Worker one is designed to be used as an eyeshadow blending brush and it's excellent for distributing color on the lid with one swipe. It can also be used for contouring and defining the eye, thanks to it's shape that's both flat yet fluffy and oval. I like to use circular motions for buffing the color or back-and-forth "windscreen wipe" motion to evenly blend. The shape is a bit large for working in the outer 'V' area, but you could do it in a pinch. This is like Hakuhodo J5523 (MAC 217) on steroids. With my hooded eyes I think J5523 is a bit better for blending the crease or even a more tapered brush, but if you have more space than I do - there's a brush for you.

Sculpt Three

- Dyed saikoho goat
- Recommended use: powders

Originally I wasn't very interested in fan brushes as I have little experience with them - I only have some sculpting fan brushes, but not the 'traditional' kind. This brush turned out to be a surprise favorite! First, it's super soft and second, it picks up a good amount of product but lays it down with precision and control. If you have smaller features you could try this for dusting finishing powder - maybe even contour, but personally I like this with powder highlighters and even buffing (yes!) the product into the skin to make the finish the most natural. I emphasis that this brush gives you a nice amount of control and picks up the product well, doesn't feel "flimsy" at all like some fan brushes may be.

Base One

- Hakutotsuho goat & PBT
- Recommended use: liquids and creams

I used to love the look of duo-fibre brushes but grew to dislike them as my skin was so dry and flakey. Now I'm in a pretty good condition with my skin so I decided to give this brush a go - also because I love foundation (and contouring) brushes the most. The Beautylish site describes this fude as dense but airy, which is kind of true as the base has good density, but the length of the PBT hairs is just right for buffing foundation. I feel these hairs are soft enough for dry skin, but not ultra-soft like a kitten's paw - not necessarily a bad thing when it comes to a foundation brush. I love to use this brush for buffing foundation near my nose and chin area, it fits well into crevices of the nose for example and doesn't leave a streaky finish!
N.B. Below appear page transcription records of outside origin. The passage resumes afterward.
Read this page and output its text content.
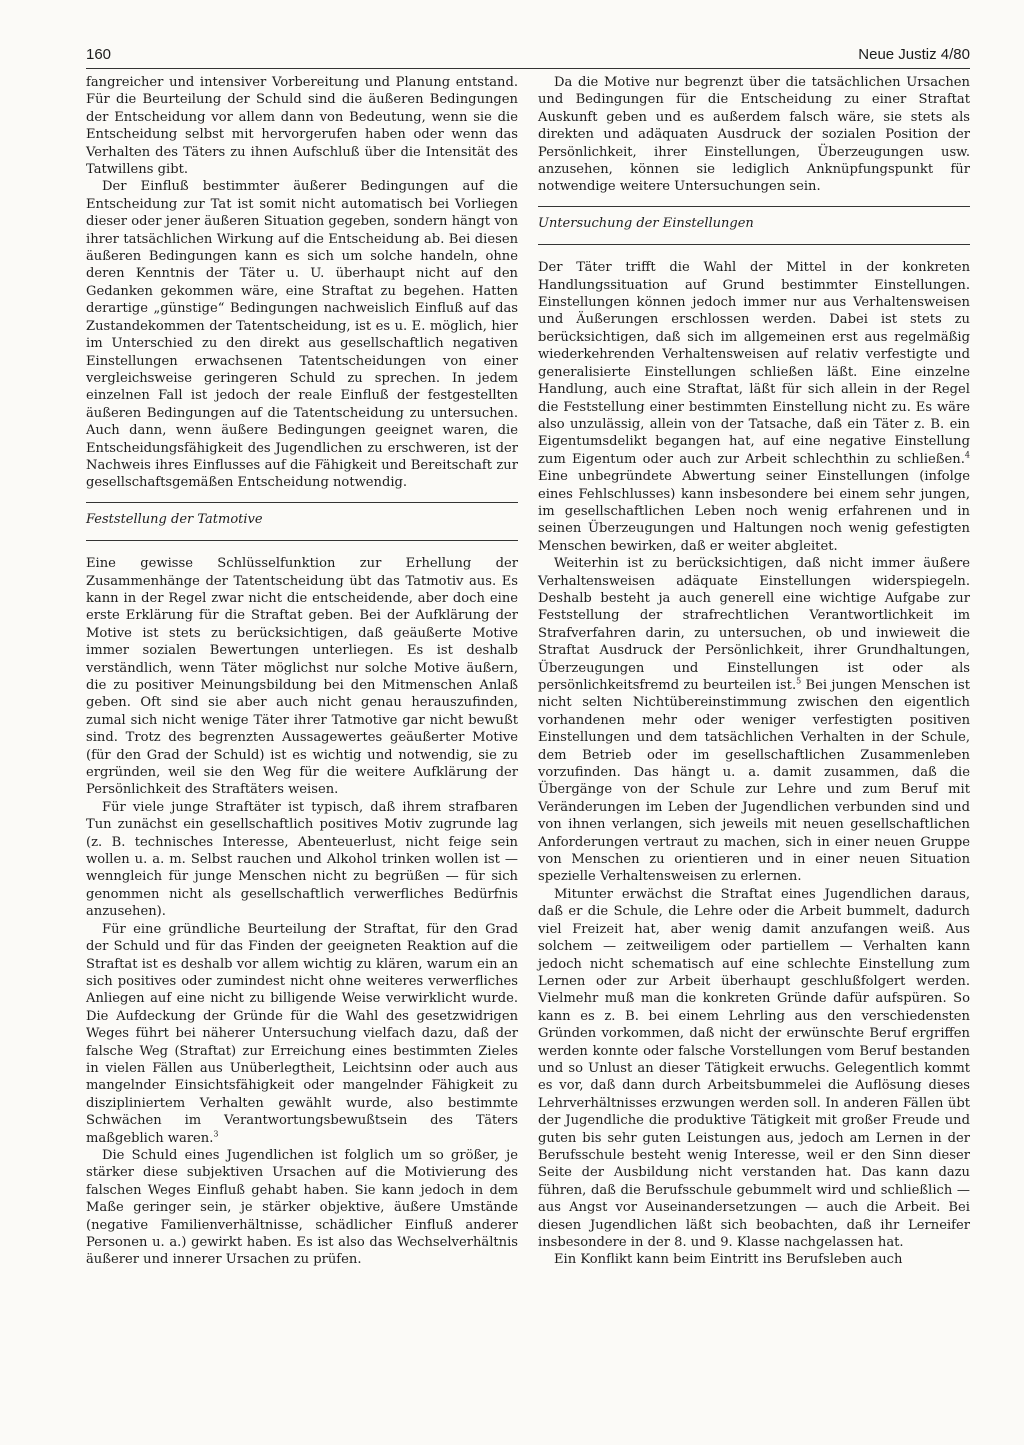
160	Neue Justiz 4/80

fangreicher und intensiver Vorbereitung und Planung entstand. Für die Beurteilung der Schuld sind die äußeren Bedingungen der Entscheidung vor allem dann von Bedeutung, wenn sie die Entscheidung selbst mit hervorgerufen haben oder wenn das Verhalten des Täters zu ihnen Aufschluß über die Intensität des Tatwillens gibt.

Der Einfluß bestimmter äußerer Bedingungen auf die Entscheidung zur Tat ist somit nicht automatisch bei Vorliegen dieser oder jener äußeren Situation gegeben, sondern hängt von ihrer tatsächlichen Wirkung auf die Entscheidung ab. Bei diesen äußeren Bedingungen kann es sich um solche handeln, ohne deren Kenntnis der Täter u. U. überhaupt nicht auf den Gedanken gekommen wäre, eine Straftat zu begehen. Hatten derartige „günstige“ Bedingungen nachweislich Einfluß auf das Zustandekommen der Tatentscheidung, ist es u. E. möglich, hier im Unterschied zu den direkt aus gesellschaftlich negativen Einstellungen erwachsenen Tatentscheidungen von einer vergleichsweise geringeren Schuld zu sprechen. In jedem einzelnen Fall ist jedoch der reale Einfluß der festgestellten äußeren Bedingungen auf die Tatentscheidung zu untersuchen. Auch dann, wenn äußere Bedingungen geeignet waren, die Entscheidungsfähigkeit des Jugendlichen zu erschweren, ist der Nachweis ihres Einflusses auf die Fähigkeit und Bereitschaft zur gesellschaftsgemäßen Entscheidung notwendig.

Feststellung der Tatmotive

Eine gewisse Schlüsselfunktion zur Erhellung der Zusammenhänge der Tatentscheidung übt das Tatmotiv aus. Es kann in der Regel zwar nicht die entscheidende, aber doch eine erste Erklärung für die Straftat geben. Bei der Aufklärung der Motive ist stets zu berücksichtigen, daß geäußerte Motive immer sozialen Bewertungen unterliegen. Es ist deshalb verständlich, wenn Täter möglichst nur solche Motive äußern, die zu positiver Meinungsbildung bei den Mitmenschen Anlaß geben. Oft sind sie aber auch nicht genau herauszufinden, zumal sich nicht wenige Täter ihrer Tatmotive gar nicht bewußt sind. Trotz des begrenzten Aussagewertes geäußerter Motive (für den Grad der Schuld) ist es wichtig und notwendig, sie zu ergründen, weil sie den Weg für die weitere Aufklärung der Persönlichkeit des Straftäters weisen.

Für viele junge Straftäter ist typisch, daß ihrem strafbaren Tun zunächst ein gesellschaftlich positives Motiv zugrunde lag (z. B. technisches Interesse, Abenteuerlust, nicht feige sein wollen u. a. m. Selbst rauchen und Alkohol trinken wollen ist — wenngleich für junge Menschen nicht zu begrüßen — für sich genommen nicht als gesellschaftlich verwerfliches Bedürfnis anzusehen).

Für eine gründliche Beurteilung der Straftat, für den Grad der Schuld und für das Finden der geeigneten Reaktion auf die Straftat ist es deshalb vor allem wichtig zu klären, warum ein an sich positives oder zumindest nicht ohne weiteres verwerfliches Anliegen auf eine nicht zu billigende Weise verwirklicht wurde. Die Aufdeckung der Gründe für die Wahl des gesetzwidrigen Weges führt bei näherer Untersuchung vielfach dazu, daß der falsche Weg (Straftat) zur Erreichung eines bestimmten Zieles in vielen Fällen aus Unüberlegtheit, Leichtsinn oder auch aus mangelnder Einsichtsfähigkeit oder mangelnder Fähigkeit zu diszipliniertem Verhalten gewählt wurde, also bestimmte Schwächen im Verantwortungsbewußtsein des Täters maßgeblich waren.$^3$

Die Schuld eines Jugendlichen ist folglich um so größer, je stärker diese subjektiven Ursachen auf die Motivierung des falschen Weges Einfluß gehabt haben. Sie kann jedoch in dem Maße geringer sein, je stärker objektive, äußere Umstände (negative Familienverhältnisse, schädlicher Einfluß anderer Personen u. a.) gewirkt haben. Es ist also das Wechselverhältnis äußerer und innerer Ursachen zu prüfen.

Da die Motive nur begrenzt über die tatsächlichen Ursachen und Bedingungen für die Entscheidung zu einer Straftat Auskunft geben und es außerdem falsch wäre, sie stets als direkten und adäquaten Ausdruck der sozialen Position der Persönlichkeit, ihrer Einstellungen, Überzeugungen usw. anzusehen, können sie lediglich Anknüpfungspunkt für notwendige weitere Untersuchungen sein.

Untersuchung der Einstellungen

Der Täter trifft die Wahl der Mittel in der konkreten Handlungssituation auf Grund bestimmter Einstellungen. Einstellungen können jedoch immer nur aus Verhaltensweisen und Äußerungen erschlossen werden. Dabei ist stets zu berücksichtigen, daß sich im allgemeinen erst aus regelmäßig wiederkehrenden Verhaltensweisen auf relativ verfestigte und generalisierte Einstellungen schließen läßt. Eine einzelne Handlung, auch eine Straftat, läßt für sich allein in der Regel die Feststellung einer bestimmten Einstellung nicht zu. Es wäre also unzulässig, allein von der Tatsache, daß ein Täter z. B. ein Eigentumsdelikt begangen hat, auf eine negative Einstellung zum Eigentum oder auch zur Arbeit schlechthin zu schließen.$^4$ Eine unbegründete Abwertung seiner Einstellungen (infolge eines Fehlschlusses) kann insbesondere bei einem sehr jungen, im gesellschaftlichen Leben noch wenig erfahrenen und in seinen Überzeugungen und Haltungen noch wenig gefestigten Menschen bewirken, daß er weiter abgleitet.

Weiterhin ist zu berücksichtigen, daß nicht immer äußere Verhaltensweisen adäquate Einstellungen widerspiegeln. Deshalb besteht ja auch generell eine wichtige Aufgabe zur Feststellung der strafrechtlichen Verantwortlichkeit im Strafverfahren darin, zu untersuchen, ob und inwieweit die Straftat Ausdruck der Persönlichkeit, ihrer Grundhaltungen, Überzeugungen und Einstellungen ist oder als persönlichkeitsfremd zu beurteilen ist.$^5$ Bei jungen Menschen ist nicht selten Nichtübereinstimmung zwischen den eigentlich vorhandenen mehr oder weniger verfestigten positiven Einstellungen und dem tatsächlichen Verhalten in der Schule, dem Betrieb oder im gesellschaftlichen Zusammenleben vorzufinden. Das hängt u. a. damit zusammen, daß die Übergänge von der Schule zur Lehre und zum Beruf mit Veränderungen im Leben der Jugendlichen verbunden sind und von ihnen verlangen, sich jeweils mit neuen gesellschaftlichen Anforderungen vertraut zu machen, sich in einer neuen Gruppe von Menschen zu orientieren und in einer neuen Situation spezielle Verhaltensweisen zu erlernen.

Mitunter erwächst die Straftat eines Jugendlichen daraus, daß er die Schule, die Lehre oder die Arbeit bummelt, dadurch viel Freizeit hat, aber wenig damit anzufangen weiß. Aus solchem — zeitweiligem oder partiellem — Verhalten kann jedoch nicht schematisch auf eine schlechte Einstellung zum Lernen oder zur Arbeit überhaupt geschlußfolgert werden. Vielmehr muß man die konkreten Gründe dafür aufspüren. So kann es z. B. bei einem Lehrling aus den verschiedensten Gründen vorkommen, daß nicht der erwünschte Beruf ergriffen werden konnte oder falsche Vorstellungen vom Beruf bestanden und so Unlust an dieser Tätigkeit erwuchs. Gelegentlich kommt es vor, daß dann durch Arbeitsbummelei die Auflösung dieses Lehrverhältnisses erzwungen werden soll. In anderen Fällen übt der Jugendliche die produktive Tätigkeit mit großer Freude und guten bis sehr guten Leistungen aus, jedoch am Lernen in der Berufsschule besteht wenig Interesse, weil er den Sinn dieser Seite der Ausbildung nicht verstanden hat. Das kann dazu führen, daß die Berufsschule gebummelt wird und schließlich — aus Angst vor Auseinandersetzungen — auch die Arbeit. Bei diesen Jugendlichen läßt sich beobachten, daß ihr Lerneifer insbesondere in der 8. und 9. Klasse nachgelassen hat.

Ein Konflikt kann beim Eintritt ins Berufsleben auch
But, I feel this brush works the best with more creamy foundations as with liquids the brush might absorb the product and doesn't move the foundation as seamlessly. If you only wear tinted moisturizers and serum foundations, you might give this brush a pass. My foundation favorite for this brush has been from Chantecaille, but I imagine the SUQQU Extra Rich Cream Foundation (review here) or similar would perfect combo. I wish this brush was a bit less heavy and thick, but that's a personal preference: I like more slim handles opposite to big ones - unless they are very short. I think the thickness also makes the brush less easy to control.

Final Thoughts on Sonia G Brushes

I've had no problems with washing the brushes, shedding, whatsoever. The handles are pure luxury, I love the weight and feel of them. My only problem has been with ferules (Builder One) and thickness (Base One), but these are personal preferences. These brushes are exquisite and I expected nothing less from Sonia. I probably wouldn't be purchasing all of the brushes, but I will certainly save up and invest in a few more. If you've ever had the moment "I wish my brush did this X" or "I wish there was a tool for that Y" then take a look at this collection and cherry-pick for your needs! You might find a new treasure.